Philippians 2:8 - James Nisbet's Church Pulpit Commentary

Bible Comments

THE HUMILIATION OF CHRIST

‘He humbled Himself.’

Php_2:8

Let me draw your attention to one or two points in the ‘humiliation’ of Christ.

I. It was all done, in the full sense, all along, that He was God’s child.—With the exception of a moment or two, He never lost the fullest conviction that His Father loved Him. It was part of Christ’s ‘humiliation’ (it was only one interruption—if it were an interruption—and that but for a moment) to doubt that He was God’s own dear Son! And you will never be really ‘humble’ until you feel, and are quite sure, that God loves you. It is no humility to doubt that. That abases God, not you.

II. Christ ‘humbled Himself’ to God before He ‘humbled Himself’ to man: the beginning of ‘humiliation’ was the consent in heaven to the Father’s will. It may be, at this moment, there is some providence which you find it very difficult to accept and to bear ‘humbly.’ Do not try first to ‘humble’ yourself to it, but go and ‘humble’ yourself to the God of the providence.

III. Christ’s ‘humility’ never paraded itself.—It never talked of itself. Once or twice He said to this effect: ‘I am among you as he that serveth.’ But that was all. Never show you are ‘humbling’ yourself. Let others discover it; but do you never exhibit it. It loses all its grace and beauty if it is once seen to be stooping. Not only the act, but the ‘humility’ which hides the act. It must hide itself from going to be proclaimed.
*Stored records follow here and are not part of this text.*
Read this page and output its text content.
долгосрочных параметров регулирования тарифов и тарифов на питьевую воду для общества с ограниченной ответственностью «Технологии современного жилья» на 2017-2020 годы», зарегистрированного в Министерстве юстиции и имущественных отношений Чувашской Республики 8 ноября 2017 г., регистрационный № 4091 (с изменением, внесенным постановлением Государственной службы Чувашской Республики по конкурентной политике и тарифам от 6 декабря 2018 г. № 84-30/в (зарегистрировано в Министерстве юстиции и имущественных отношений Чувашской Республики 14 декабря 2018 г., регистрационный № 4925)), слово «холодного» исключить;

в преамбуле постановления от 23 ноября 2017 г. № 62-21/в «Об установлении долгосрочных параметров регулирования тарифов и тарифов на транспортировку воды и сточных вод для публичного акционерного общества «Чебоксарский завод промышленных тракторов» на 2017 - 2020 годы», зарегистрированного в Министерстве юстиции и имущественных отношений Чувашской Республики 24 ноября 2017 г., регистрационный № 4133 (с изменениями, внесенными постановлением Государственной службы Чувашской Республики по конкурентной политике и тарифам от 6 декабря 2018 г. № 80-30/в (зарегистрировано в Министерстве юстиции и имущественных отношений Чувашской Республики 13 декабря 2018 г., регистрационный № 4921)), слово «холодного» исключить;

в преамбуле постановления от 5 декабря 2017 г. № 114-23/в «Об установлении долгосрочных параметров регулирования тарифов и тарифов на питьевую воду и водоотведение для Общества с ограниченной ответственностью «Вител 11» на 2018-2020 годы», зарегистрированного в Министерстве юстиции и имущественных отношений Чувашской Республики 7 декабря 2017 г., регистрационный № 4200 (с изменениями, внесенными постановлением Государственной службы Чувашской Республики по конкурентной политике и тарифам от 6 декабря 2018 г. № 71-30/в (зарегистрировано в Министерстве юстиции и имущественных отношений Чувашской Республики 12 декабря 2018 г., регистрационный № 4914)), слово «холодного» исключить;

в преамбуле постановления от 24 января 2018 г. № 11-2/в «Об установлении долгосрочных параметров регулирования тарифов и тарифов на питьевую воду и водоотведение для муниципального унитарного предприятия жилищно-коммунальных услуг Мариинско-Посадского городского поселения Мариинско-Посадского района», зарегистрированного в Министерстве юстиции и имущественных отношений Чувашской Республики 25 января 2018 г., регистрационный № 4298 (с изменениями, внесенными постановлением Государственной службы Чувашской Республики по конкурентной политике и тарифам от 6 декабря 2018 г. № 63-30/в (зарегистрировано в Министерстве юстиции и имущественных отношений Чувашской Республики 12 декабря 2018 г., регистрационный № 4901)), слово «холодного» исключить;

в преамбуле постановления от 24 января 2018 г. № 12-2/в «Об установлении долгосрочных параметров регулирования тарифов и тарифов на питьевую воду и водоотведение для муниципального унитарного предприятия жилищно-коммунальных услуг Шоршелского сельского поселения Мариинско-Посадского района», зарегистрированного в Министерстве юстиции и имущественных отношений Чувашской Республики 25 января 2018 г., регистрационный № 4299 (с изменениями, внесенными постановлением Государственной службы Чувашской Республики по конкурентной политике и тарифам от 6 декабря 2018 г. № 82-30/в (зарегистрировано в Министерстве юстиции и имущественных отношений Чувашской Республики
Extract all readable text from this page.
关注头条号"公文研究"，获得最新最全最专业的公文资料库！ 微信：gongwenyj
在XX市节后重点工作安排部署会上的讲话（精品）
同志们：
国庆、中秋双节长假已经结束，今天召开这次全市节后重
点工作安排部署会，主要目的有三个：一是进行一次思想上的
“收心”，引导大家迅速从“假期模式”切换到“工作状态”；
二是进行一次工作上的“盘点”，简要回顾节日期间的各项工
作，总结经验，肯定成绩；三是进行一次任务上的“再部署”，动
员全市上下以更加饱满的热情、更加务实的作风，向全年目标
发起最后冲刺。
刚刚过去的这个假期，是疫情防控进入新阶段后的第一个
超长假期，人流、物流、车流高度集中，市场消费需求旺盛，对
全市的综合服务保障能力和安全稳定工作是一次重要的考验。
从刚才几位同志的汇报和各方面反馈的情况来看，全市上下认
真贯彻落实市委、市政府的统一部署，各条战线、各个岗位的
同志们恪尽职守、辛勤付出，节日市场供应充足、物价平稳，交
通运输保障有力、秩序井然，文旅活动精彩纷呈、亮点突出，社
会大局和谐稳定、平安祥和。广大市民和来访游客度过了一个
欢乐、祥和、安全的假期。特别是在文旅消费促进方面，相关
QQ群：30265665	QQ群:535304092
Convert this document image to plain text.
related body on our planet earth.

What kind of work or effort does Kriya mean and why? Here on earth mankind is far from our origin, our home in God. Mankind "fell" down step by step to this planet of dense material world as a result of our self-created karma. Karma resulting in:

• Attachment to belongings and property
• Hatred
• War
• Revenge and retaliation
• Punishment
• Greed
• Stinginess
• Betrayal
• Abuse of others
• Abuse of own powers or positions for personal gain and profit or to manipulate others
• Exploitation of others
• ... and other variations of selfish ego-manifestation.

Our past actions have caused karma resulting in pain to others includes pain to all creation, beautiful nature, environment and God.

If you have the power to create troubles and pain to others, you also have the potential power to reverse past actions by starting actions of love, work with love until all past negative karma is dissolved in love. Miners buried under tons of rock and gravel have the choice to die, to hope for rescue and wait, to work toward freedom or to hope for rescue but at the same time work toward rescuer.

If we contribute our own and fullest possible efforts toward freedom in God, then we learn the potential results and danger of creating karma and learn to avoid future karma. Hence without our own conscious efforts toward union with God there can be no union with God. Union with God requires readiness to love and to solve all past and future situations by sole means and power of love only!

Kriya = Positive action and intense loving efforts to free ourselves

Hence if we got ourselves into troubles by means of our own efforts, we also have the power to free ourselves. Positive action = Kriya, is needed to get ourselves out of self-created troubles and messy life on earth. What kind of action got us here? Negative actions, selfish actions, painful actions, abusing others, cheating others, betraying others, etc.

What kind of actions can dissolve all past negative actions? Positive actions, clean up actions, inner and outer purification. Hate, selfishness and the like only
IV. The great ‘humiliation’ of Christ was sin.—He was perfectly and unutterably sinless. He was the immaculate Lamb of God. He could not sin. But He bore sin. He represented sin. He was treated as sin. He was the substitute for sin. ‘He was made sin for us.’ The most ‘humbling’ thing in all the world is sin, when it is felt to be sin. Pray that your sins may all turn into abasements.

V. The ‘humility’ of Jesus was always clothing itself in acts of kindness.—It is not humility without that.

Philippians 2:8

8 And being found in fashiona as a man, he humbled himself, and became obedient unto death, even the death of the cross.